I know, I am super late to the game. Everyone worth his or her salt and MSG has already written about Calvin Trillin’s piece about Chinese food “Have They Run Out of Provinces Yet?” in the New Yorker.
I was quite nonplussed at his poem; it was a fairly tasteless poem, at best skirting around blandly with race while trying to give the impression that it was edgy and exciting. However, I was rather intrigued by the second stanza.
Now, as each brand-new province appears,
It brings tension, increasing our fears:
Could a place we extolled as a find
Be revealed as one province behind?
So we sometimes do miss, I confess,
Simple days of chow mein but no stress,
When we never were faced with the threat
Of more provinces we hadn’t met.
Is there one tucked away near Tibet?
Have they run out of provinces yet?
I’ll explain why that stanza piqued my interest after this fun story:
Near where I live, there’re a couple of Chinese takeout places. One claimed to be Hunan, but was probably about as Hunan as Trillin’s piece was insightful. Maybe the owners were indeed from Hunan, and that Hunan takeout restaurant merely meant “Hunan people making Chinese American food for people”. In fact, my neighbourhood being primarily Caribbean, Haitian and African American, their best seller, aside from General Tso Chicken Special, was actually fried chicken wings with french fries. Every time I go in there and wait for my order, most of the clientele would order “Fried Chicken Wing w FF”. I was probably the only one who bothers to look at the menu.
One night, after work, I was feeling kinda lazy and I just wanted Chinese takeout. As anyone in the U.S. knows, on Chinese takeout menus, under the noodles section there are usually “chow mein” dishes. I had no idea what chow mein was exactly, but since I speak Mandarin, I assumed it was simply fried noodles, because it sounds like “chao mian” (炒面). In my experience of ordering fried noodles, they’re usually fried wheat or egg noodles. So I went up to the acrylic-shielded counter and ordered in Mandarin, “I’ll have an order of barbecue pork fried noodles (叉烧炒面), number 18.”
She responded back in Mandarin, “Number 18? Oh you want fried rice vermicelli (炒米粉, chao mi fen)?”
I was confused. I asked, “Hang on, doesn’t number 18 say ‘chow mein’? That’s fried (wheat/egg) noodles, right?”

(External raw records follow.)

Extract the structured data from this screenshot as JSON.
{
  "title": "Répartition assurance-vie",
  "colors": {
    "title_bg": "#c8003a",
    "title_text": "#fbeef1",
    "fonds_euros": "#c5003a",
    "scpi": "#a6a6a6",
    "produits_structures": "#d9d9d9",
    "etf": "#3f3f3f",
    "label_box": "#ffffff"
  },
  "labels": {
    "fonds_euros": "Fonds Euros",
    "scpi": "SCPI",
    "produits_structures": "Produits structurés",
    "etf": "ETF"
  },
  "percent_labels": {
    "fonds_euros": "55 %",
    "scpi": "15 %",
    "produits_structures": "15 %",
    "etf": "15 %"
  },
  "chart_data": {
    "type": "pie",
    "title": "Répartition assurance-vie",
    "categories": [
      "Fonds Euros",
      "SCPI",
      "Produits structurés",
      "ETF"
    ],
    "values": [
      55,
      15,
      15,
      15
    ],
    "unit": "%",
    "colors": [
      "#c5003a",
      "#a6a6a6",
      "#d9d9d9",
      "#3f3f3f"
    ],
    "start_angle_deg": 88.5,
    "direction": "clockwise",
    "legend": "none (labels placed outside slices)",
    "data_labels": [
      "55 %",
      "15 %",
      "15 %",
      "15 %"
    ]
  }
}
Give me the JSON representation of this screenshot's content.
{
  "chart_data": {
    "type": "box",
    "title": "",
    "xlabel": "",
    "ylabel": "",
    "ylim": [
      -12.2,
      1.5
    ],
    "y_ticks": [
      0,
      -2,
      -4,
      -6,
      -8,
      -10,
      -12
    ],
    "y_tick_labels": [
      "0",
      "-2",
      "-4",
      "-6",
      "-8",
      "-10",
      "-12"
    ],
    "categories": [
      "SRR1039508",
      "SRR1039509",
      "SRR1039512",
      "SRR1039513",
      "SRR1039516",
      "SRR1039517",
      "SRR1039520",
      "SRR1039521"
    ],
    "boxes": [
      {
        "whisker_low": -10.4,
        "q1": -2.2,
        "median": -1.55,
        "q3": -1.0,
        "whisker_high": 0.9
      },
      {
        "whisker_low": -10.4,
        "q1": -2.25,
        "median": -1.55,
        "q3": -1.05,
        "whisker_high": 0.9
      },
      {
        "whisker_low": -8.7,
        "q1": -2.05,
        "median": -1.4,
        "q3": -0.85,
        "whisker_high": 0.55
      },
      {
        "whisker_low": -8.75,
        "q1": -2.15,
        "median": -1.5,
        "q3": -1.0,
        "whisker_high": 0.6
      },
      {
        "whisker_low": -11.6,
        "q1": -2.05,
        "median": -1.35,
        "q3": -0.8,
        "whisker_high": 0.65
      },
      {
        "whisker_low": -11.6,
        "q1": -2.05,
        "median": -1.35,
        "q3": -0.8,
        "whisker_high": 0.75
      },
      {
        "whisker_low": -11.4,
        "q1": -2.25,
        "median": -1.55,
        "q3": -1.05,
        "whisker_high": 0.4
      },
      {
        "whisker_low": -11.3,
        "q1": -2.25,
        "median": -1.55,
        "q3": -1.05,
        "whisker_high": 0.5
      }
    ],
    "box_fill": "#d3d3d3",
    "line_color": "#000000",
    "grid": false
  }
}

“Ohh. no,” she said. “That ‘chow mein’ is simply something we write for white people. While ‘chow mein’ does sound like fried noodles, it actually refers to rice vermicelli here. White people order ‘chow mein’ and get rice vermicelli and they don’t know the difference anyway.”
“Ah, I see. Uh, ok, so can I get the barbecue pork fried vermicelli then?”
“Sure thing.”
“So who orders the chow mein if most of the people here order fried chicken wings and french fries?”
“White people.”
“Oh, I see.”
—
“Simple days of chow mein but no stress,/When we never were faced with the threat/Of more provinces we hadn’t met.”? Trillin, I was pretty stressed out ordering that chow mein. I went into that Hunan takeout place expecting to go home with an order of fried egg noodles and left with an order of fried rice vermicelli instead. I’m not sure if universally in New York chow mein is always rice vermicelli, because some of my friends attest to them actually getting egg noodles, but they always order in English. In another Chinese eatery (cha chan teng) in Chinatown, I saw a sign for chow mein, but it was thankfully accompanied by the Chinese characters for rice vermicelli. I confidently ordered the chow mein this time expecting rice vermicelli.
It’s hard enough to be an expert on Chinese food, even as a Chinese person. But Trillin, when you claim that life might have been better in the simple chow mein days, I’m afraid you’ve simply been eating rice vermicelli all along, and it’s hard for me to take you seriously.